El periodista investigador de la música afroantillana, Pablo Dintrans, apunta: “La Maestra Vida recogió la mística que antes tuvo el Club de Salsa, desde un punto de vista contracultural. Es una línea que han mantenido a través del tiempo; no es solamente rumba, sino también otras expresiones artísticas y culturales. Y a pesar de que la música en vivo ha estado de capa caída, La Maestra persiste con bandas interpretando su música, con un trato económico bastante justo y favorable para los músicos”, dice el también conductor del programa radial Estación Aeropuerto, espacio de difusión pionera en los ritmos afroantillanos.

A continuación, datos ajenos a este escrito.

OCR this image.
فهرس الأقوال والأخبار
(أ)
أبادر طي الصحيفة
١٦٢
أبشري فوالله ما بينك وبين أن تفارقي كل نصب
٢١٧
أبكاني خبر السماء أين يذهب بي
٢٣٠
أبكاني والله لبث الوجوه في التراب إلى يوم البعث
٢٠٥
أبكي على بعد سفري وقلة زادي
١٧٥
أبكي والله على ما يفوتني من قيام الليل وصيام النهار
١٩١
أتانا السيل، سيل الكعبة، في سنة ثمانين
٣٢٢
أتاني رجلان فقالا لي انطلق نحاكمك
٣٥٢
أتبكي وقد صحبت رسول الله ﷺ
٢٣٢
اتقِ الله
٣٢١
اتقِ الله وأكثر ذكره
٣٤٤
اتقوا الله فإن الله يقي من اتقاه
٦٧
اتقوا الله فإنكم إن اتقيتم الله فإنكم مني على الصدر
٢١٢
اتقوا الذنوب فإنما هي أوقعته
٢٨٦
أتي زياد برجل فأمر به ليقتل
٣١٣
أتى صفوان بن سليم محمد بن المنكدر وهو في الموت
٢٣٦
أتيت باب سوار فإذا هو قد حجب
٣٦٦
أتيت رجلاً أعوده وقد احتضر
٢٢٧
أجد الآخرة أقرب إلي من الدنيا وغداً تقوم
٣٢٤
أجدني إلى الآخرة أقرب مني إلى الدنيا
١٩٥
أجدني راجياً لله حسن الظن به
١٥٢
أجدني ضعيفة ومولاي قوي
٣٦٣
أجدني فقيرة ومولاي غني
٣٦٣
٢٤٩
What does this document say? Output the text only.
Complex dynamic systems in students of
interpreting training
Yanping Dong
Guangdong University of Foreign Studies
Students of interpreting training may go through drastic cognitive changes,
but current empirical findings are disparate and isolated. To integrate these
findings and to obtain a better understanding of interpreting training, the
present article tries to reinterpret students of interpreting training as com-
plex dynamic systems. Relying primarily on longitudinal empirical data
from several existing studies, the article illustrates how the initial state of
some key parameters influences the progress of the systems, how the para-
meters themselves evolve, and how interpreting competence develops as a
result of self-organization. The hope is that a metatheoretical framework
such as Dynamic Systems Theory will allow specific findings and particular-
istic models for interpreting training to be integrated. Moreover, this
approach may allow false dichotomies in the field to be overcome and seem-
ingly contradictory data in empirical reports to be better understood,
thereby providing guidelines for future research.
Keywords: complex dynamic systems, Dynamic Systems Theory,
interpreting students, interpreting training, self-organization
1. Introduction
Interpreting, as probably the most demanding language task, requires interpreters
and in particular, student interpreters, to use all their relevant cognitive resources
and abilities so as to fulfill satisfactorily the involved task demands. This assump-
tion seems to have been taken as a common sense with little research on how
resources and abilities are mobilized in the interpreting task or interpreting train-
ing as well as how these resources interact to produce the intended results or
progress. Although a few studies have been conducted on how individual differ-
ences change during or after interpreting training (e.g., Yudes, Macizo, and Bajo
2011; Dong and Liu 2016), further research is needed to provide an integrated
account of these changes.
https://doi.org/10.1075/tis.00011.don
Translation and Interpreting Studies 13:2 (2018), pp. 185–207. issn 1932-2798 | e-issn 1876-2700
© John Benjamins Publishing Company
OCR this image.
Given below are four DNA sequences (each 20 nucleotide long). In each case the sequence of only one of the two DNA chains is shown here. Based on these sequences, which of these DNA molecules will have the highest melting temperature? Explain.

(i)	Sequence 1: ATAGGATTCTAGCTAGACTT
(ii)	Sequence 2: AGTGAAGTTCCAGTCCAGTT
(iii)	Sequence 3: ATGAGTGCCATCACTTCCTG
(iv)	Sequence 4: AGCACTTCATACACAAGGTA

También La Maestra se vuelve sensible a los cambios sociopolíticos que experimenta el país. Desde la Revolución Pingüina del 2006 hasta el truncado Proceso Constituyente del 2016, el local derechamente se politiza.

Es así que en el 2009, los trabajadores de La Maestra declaran públicamente su apoyo a la candidatura presidencial de Jorge Arrate por el pacto Juntos Podemos Más en el 2009, además de respaldar la candidatura parlamentaria del dirigente sindical Cristián Cuevas. En el 2011, en tanto, La Maestra adhiere a las movilizaciones estudiantiles como “Movimiento Maestra Vida”. Para ello, organiza dos versiones de “Salsatón por la Educación” en Plaza de Armas con rumba en vivo, además de establecer convenio con la Federación de Estudiantes de la Universidad de Chile para fijar una tasa de descuentos a los alumnos de la “Casa de Bello”.

La diputada Camila Vallejo (PC), por entonces una de las líderes del movimiento y rumbera ocasional de La Maestra, recuerda esos años de movilizaciones: “Había un apoyo explícito a las demandas del movimiento estudiantil. Sentíamos un respaldo de parte de la organización y de La Maestra en particular, a todo lo que estábamos peleando y luchando en ese tiempo”, rememora. Y fue muy buena la política de tarifa rebajada, porque el tema de la salsa no pegaba mucho en las fiestas universitarias”.

Uno de los últimos hitos donde La Maestra marcó postura fue en el Proceso Constituyente del segundo mandato de Michelle Bachelet, uno de los llamados “ejes estructurales” de su programa de gobierno que prometía derivar en una nueva Carta Fundamental y que, sin embargo, no avanzó más allá de su fase embrionaria. Maestra Vida convocó a uno de los denominados Encuentro Local Autoconvocado, en el que participaron trabajadores y rumberos como la actual presidenta del Colegio Médico, Izkia Siches. Junto con defender conceptos como “Democracia Participativa y Vinculante” y “Equidad de Género”, otro de los principios que más se destaca en el documento es la “soberanía del cuerpo” como espacio de derecho y goce.

“La Maestra tiene la capacidad de hacer lectura del país, es muy sensible a los cambios de la sociedad, tenemos que resolver tópicos sociales pendientes. Por ejemplo: ¿cómo enfrentar la corporalidad en la pista desde el respeto? ¿Debemos hacer una suerte de protocolo? Es complejo porque, además, estamos en un contexto bohemio de libertad y goce”, proyecta Felix Kof.